Doctoral Dissertations

Date of Award


Degree Type


Degree Name

Doctor of Philosophy


Civil Engineering

Major Professor

Dayakar Penumadu

Committee Members

Khalid Alshibli, Timothy Truster, David Keffer


The present work aims at developing and validating numerical modeling strategies in granular materials impacted by a projectile. The focus is on two regions: (a) near-field: region near the tip and along the path of a projectile where comminution of grains is significant, (b) intermediate-field: region far from the projectile where grain-scale interactions are important but stresses are not high enough to cause crushing of the grains.

A novel framework has been introduced and validated wherein particle shape captured using X-ray CT imaging was incorporated in FEM simulations using shell elements for simulating triaxial boundary value problems. The results indicate an increase in computational efficiency and usefulness of the approach in modeling sands in the intermediate field of impacting projectiles. The role of grain morphology and inter-granular friction in the shearing of the granular materials was explored since both these parameters significantly affect the mechanical response. It was observed that the influence of particle angularity is less pronounced as the inter-granular friction decreases. Furthermore, the near tip region of the granular material was investigated based on a 1D compression stress path with modeling of grain fragmentation based on damage mechanics. These approaches when applied together represent multiple physical scales associated with multi-physics phenomena.

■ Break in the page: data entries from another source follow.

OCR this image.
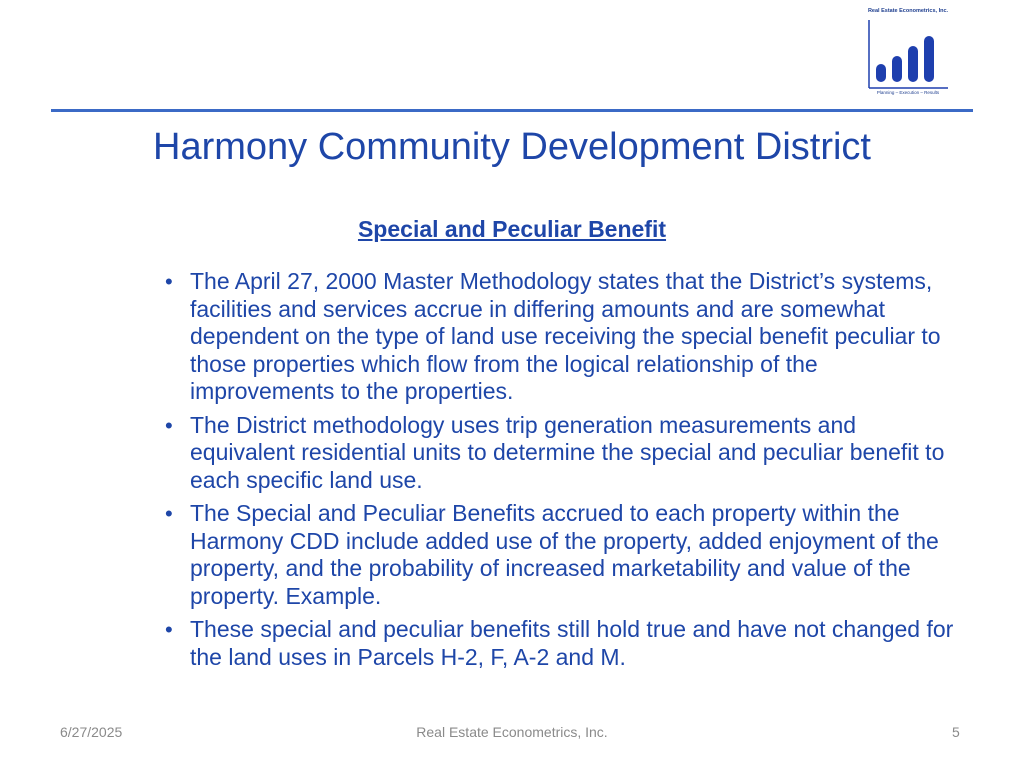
Real Estate Econometrics, Inc.
Planning – Execution – Results
Harmony Community Development District
Special and Peculiar Benefit
• The April 27, 2000 Master Methodology states that the District’s systems, facilities and services accrue in differing amounts and are somewhat dependent on the type of land use receiving the special benefit peculiar to those properties which flow from the logical relationship of the improvements to the properties.
• The District methodology uses trip generation measurements and equivalent residential units to determine the special and peculiar benefit to each specific land use.
• The Special and Peculiar Benefits accrued to each property within the Harmony CDD include added use of the property, added enjoyment of the property, and the probability of increased marketability and value of the property. Example.
• These special and peculiar benefits still hold true and have not changed for the land uses in Parcels H-2, F, A-2 and M.
6/27/2025	Real Estate Econometrics, Inc.	5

The latter part of this dissertation focuses on exploring the effect of partial saturation on the strength of granular materials. Direct pore-scale modeling and experiments have been used to predict and validate the Soil Water Retention Curves (SWRC) in the round and angular sands. It was observed that the angular sand exhibited higher capillary suction and a higher void ratio compared to the rounded sand at the same relative density. Furthermore, the spatial distribution of the fluids and pore space was quantified out using a mathematical framework known as persistent homology. FEM and pore-scale modeling approaches were then used concurrently to estimate capillary pressures at different axial strains in a 1D compression loading. These predictions suggest that the effect of partial saturation should be considered in the near field region and can be ignored in the far-field region for simulating penetration in partially saturated sands.